Georgien war einst einer der pro-westlichsten Staaten, die aus dem chaotischen Nachhall des Zusammenbruchs der Sowjetunion entstanden. Die Straße vom Flughafen Tiflis ist nach dem ehemaligen US-Präsidenten George W. Bush benannt.
Die Beziehungen zum Westen und die Reaktionen der internationalen Gemeinschaft
Seit der russischen Invasion in der Ukraine im Februar 2022 haben sich die Beziehungen Tifliss zu den westlichen Partnern stark verschlechtert. Im Gegensatz zu vielen westlichen Verbündeten lehnte es Georgien ab, Sanktionen gegen Moskau zu erlassen, während die Rhetorik von Georgisches Traum zunehmend pro-russisch geworden ist. Georgisches Traum hat die Aufmerksamkeit ihrer westlichen Verbündeten auf sich gezogen, die in der Regierungspartei eine zunehmend autoritäre Ausrichtung sehen.
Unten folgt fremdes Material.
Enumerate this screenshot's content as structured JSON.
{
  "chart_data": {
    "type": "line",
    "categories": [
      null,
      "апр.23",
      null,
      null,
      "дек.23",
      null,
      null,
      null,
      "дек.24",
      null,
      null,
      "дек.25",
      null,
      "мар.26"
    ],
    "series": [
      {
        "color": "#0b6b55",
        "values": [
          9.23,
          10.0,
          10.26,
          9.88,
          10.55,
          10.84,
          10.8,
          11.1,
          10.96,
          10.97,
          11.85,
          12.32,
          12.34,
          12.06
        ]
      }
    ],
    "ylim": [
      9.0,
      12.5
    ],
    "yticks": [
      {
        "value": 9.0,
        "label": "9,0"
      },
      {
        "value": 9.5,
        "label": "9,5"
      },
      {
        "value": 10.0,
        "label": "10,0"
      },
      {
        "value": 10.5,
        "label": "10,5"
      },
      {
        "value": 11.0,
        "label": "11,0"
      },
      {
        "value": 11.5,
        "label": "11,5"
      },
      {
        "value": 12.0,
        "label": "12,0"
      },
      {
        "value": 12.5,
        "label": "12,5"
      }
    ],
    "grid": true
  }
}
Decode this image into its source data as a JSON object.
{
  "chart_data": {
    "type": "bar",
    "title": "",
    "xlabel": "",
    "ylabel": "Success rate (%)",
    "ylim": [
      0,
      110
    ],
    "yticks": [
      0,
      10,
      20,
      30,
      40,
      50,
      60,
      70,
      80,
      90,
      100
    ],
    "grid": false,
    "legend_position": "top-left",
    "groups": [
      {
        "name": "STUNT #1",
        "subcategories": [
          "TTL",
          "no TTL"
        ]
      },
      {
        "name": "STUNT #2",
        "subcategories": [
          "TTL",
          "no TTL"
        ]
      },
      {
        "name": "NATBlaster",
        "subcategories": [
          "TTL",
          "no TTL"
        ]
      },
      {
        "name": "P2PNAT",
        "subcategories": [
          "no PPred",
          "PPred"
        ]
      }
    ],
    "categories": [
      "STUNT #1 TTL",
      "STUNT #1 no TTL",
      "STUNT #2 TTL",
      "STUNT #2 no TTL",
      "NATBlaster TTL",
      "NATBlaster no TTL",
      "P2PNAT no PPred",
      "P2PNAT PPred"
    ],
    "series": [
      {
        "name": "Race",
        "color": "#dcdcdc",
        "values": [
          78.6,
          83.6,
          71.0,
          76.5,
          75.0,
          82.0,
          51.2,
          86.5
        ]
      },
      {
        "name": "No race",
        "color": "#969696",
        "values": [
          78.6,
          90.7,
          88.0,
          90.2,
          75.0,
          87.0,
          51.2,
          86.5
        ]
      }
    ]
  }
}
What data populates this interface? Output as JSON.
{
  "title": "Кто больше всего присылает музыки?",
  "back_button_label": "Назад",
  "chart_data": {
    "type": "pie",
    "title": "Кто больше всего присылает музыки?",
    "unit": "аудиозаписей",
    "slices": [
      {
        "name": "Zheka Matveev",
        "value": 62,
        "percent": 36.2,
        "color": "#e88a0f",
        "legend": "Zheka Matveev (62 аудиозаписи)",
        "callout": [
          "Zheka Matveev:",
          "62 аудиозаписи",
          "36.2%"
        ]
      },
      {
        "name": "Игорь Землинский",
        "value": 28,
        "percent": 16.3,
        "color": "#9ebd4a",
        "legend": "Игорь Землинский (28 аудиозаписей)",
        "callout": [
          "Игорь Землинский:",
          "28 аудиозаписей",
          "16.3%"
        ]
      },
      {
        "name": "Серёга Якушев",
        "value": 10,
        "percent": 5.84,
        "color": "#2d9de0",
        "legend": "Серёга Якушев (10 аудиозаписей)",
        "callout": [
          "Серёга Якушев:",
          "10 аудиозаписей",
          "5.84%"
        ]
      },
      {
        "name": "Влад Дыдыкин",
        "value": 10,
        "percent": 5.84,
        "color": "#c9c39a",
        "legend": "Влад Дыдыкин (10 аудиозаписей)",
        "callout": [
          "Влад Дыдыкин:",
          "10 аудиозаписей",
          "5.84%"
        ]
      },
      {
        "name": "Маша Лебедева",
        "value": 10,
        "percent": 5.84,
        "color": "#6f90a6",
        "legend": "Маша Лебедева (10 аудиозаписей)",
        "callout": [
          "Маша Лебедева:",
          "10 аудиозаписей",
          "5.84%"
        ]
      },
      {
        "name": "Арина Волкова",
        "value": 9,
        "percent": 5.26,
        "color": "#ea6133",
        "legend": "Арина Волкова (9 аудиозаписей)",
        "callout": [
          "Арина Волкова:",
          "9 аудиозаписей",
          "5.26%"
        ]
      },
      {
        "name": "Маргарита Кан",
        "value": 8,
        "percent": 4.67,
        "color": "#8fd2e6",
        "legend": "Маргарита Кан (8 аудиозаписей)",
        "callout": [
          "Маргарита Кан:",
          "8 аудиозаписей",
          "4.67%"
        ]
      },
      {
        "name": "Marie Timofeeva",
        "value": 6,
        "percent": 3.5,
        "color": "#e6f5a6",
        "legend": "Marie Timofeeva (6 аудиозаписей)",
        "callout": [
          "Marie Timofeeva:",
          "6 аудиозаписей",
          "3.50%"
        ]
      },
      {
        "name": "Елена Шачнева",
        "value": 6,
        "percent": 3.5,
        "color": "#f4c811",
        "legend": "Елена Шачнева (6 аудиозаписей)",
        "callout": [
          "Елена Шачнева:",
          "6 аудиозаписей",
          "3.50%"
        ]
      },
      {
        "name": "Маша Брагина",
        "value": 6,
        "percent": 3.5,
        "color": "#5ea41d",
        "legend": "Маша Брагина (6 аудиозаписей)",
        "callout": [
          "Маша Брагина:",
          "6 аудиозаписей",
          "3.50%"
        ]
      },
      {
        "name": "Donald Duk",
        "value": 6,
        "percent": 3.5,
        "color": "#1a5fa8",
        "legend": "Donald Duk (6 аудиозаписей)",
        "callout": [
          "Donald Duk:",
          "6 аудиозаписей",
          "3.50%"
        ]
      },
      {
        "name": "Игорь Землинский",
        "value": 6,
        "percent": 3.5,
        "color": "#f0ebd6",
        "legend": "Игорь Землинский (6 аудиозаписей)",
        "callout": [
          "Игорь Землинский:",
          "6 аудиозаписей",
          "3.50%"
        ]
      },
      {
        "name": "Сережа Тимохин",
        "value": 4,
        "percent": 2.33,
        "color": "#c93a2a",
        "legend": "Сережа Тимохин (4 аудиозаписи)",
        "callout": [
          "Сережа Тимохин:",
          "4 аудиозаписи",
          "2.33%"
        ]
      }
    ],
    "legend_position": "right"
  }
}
Der ungarische Premierminister Viktor Orban gratulierte Georgisches Traum zu einem „überwältigenden Sieg“.
Die Exit-Umfrage des pro-oppositionellen Senders Formula belegte, dass die Regierungspartei die größte Einzelpartei sein würde, dass die vier Hauptoppositionsparteien allerdings zusammen 83 Sitze erlangen könnten. Die vier wichtigsten Oppositionsblöcke in Georgien sind stark gespalten, und es bleibt unklar, ob sie zusammenarbeiten können, um Georgisches Traum die Mehrheit zu entziehen.
Zukunftsängste unter den Wählern
Sandro Dvalishvili, ein 23-jähriger Aktivist von Georgisches Traum, äußerte gegenüber Reuters in der vergangenen Woche, dass Georgien „Gefahren“ begegnen würde, falls seine Partei bei den Wahlen unterliegt. „Wenn es sich herausstellt, dass wir nicht gewinnen, wird das für mich sehr schlecht sein. Denn ich sehe keine andere Kraft, die Frieden und Stabilität in unser Land bringen könnte“, sagte er.